Where do we go? How can we begin to look in the mirror and enjoy what we see? What fitness regimen must we adopt to look beyond our unhealthy body image and shed away the adipose of mass production? In a word: play.
Every great Architectural movement begins with play but ends in rarefied pastiche. The Beaux Arts pulled apart the temple walls and played with their assemblage; the Bauhaus took the planarity of mechanized production and played with composition; Venturi played with the iconic; SITE played with the big-box; Koolhaas played with the polemical and the quotidian; Gehry played with the industrial; Lynn played with the digital. Who today is playING with the OSB, the chain link, the carpet, the stucco, or in a word, the unit, the off-the-shelf, off-the-boat from China unit that is everywhere but in Architecture? Before Bilbao, there was Gehry’s private residence in Venice, distinguishable by its playful manipulation of chain link and corrugated metal. Before CCTV, Koolhaas actually made OSB sexy. Before the National Portrait Gallery, Venturi played with the composition of pre-fab windows and quotidian building elements in his mother’s house. “Just as the religio that is played with but no longer observed opens the gate to use, so the powers of economics, law, and politics, deactivated in play, can become the gateways to a new happiness” (Agamben 25). The key to productive profanation is playing without secularizing. Venturi and Warhol’s gestalts originated with play but then secularized into Pop—they returned the profane to the sacred. The same can be said for Gehry and Koolhaas.

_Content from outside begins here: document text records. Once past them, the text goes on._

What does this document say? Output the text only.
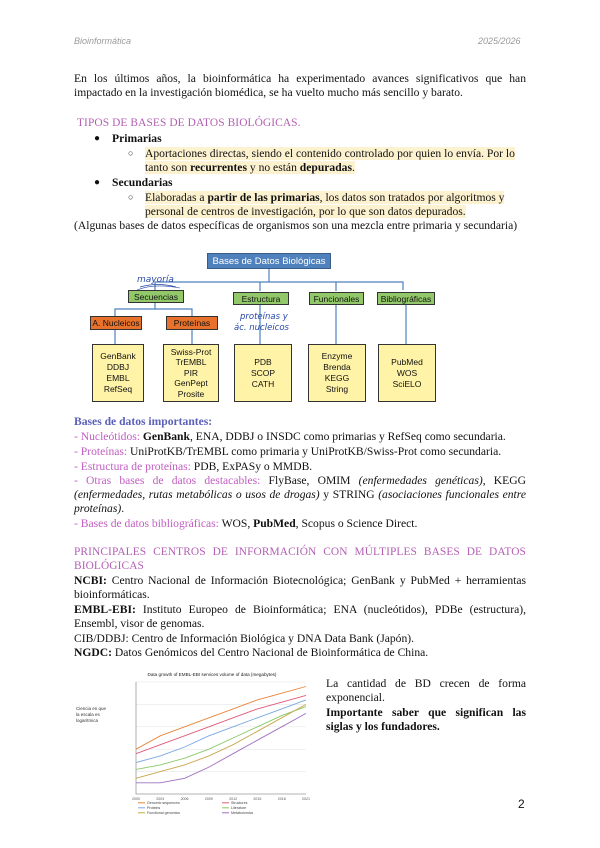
Bioinformática	2025/2026
En los últimos años, la bioinformática ha experimentado avances significativos que han impactado en la investigación biomédica, se ha vuelto mucho más sencillo y barato.
TIPOS DE BASES DE DATOS BIOLÓGICAS.
● Primarias
○ Aportaciones directas, siendo el contenido controlado por quien lo envía. Por lo tanto son recurrentes y no están depuradas.
● Secundarias
○ Elaboradas a partir de las primarias, los datos son tratados por algoritmos y personal de centros de investigación, por lo que son datos depurados.
(Algunas bases de datos específicas de organismos son una mezcla entre primaria y secundaria)
Bases de Datos Biológicas
Secuencias	Estructura	Funcionales	Bibliográficas
A. Nucleicos	Proteínas
GenBank
DDBJ
EMBL
RefSeq
Swiss-Prot
TrEMBL
PIR
GenPept
Prosite
PDB
SCOP
CATH
Enzyme
Brenda
KEGG
String
PubMed
WOS
SciELO
mayoría
proteínas y
ác. nucleicos
Bases de datos importantes:
- Nucleótidos: GenBank, ENA, DDBJ o INSDC como primarias y RefSeq como secundaria.
- Proteínas: UniProtKB/TrEMBL como primaria y UniProtKB/Swiss-Prot como secundaria.
- Estructura de proteínas: PDB, ExPASy o MMDB.
- Otras bases de datos destacables: FlyBase, OMIM (enfermedades genéticas), KEGG (enfermedades, rutas metabólicas o usos de drogas) y STRING (asociaciones funcionales entre proteínas).
- Bases de datos bibliográficas: WOS, PubMed, Scopus o Science Direct.
PRINCIPALES CENTROS DE INFORMACIÓN CON MÚLTIPLES BASES DE DATOS BIOLÓGICAS
NCBI: Centro Nacional de Información Biotecnológica; GenBank y PubMed + herramientas bioinformáticas.
EMBL-EBI: Instituto Europeo de Bioinformática; ENA (nucleótidos), PDBe (estructura), Ensembl, visor de genomas.
CIB/DDBJ: Centro de Información Biológica y DNA Data Bank (Japón).
NGDC: Datos Genómicos del Centro Nacional de Bioinformática de China.
Data growth of EMBL-EBI services volume of data (megabytes)
Ciencia en que la escala es logarítmica
2000	2003	2006	2009	2012	2015	2018	2021
Genomic sequences	Structures
Proteins	Literature
Functional genomics	Metabolomics
La cantidad de BD crecen de forma exponencial.
Importante saber que significan las siglas y los fundadores.
2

We must play with what is sacrosanct in Architecture not within Architecture (that’s just secular), but within architecture—bringing the sacred to the profane. Now that’s profoundly profane. That is why my thesis begins in playing with the brick.
Works Cited
Agamben, Giorgio. “In Praise of Profanation,” from Log. Anyone Corporation,
New York. Vol.10 Summer/Fall 2007, pgs. 23-32.
Baudrillard, Jean. Simulations. Semiotext[e]: USA. 1983.
Hugo, Victor. The Hunchback of Notre Dame. Penguin Press: New York. 2004
Kostof, Spiro.
Koolhaas, Rem. “Junkspace.” 2002.
Nicholson, Ben. “Underfoot and Between Boards in the Laurentian Library.”
Thinking the Unthinkable House (CD Rom). 1997
[1] Throughout this essay, I will use the terms Architecture and architecture to discriminate between the elect form of practice responsible for high theory and monumentality and the more common yet bastardized practices responsible for suburbs and big-boxes.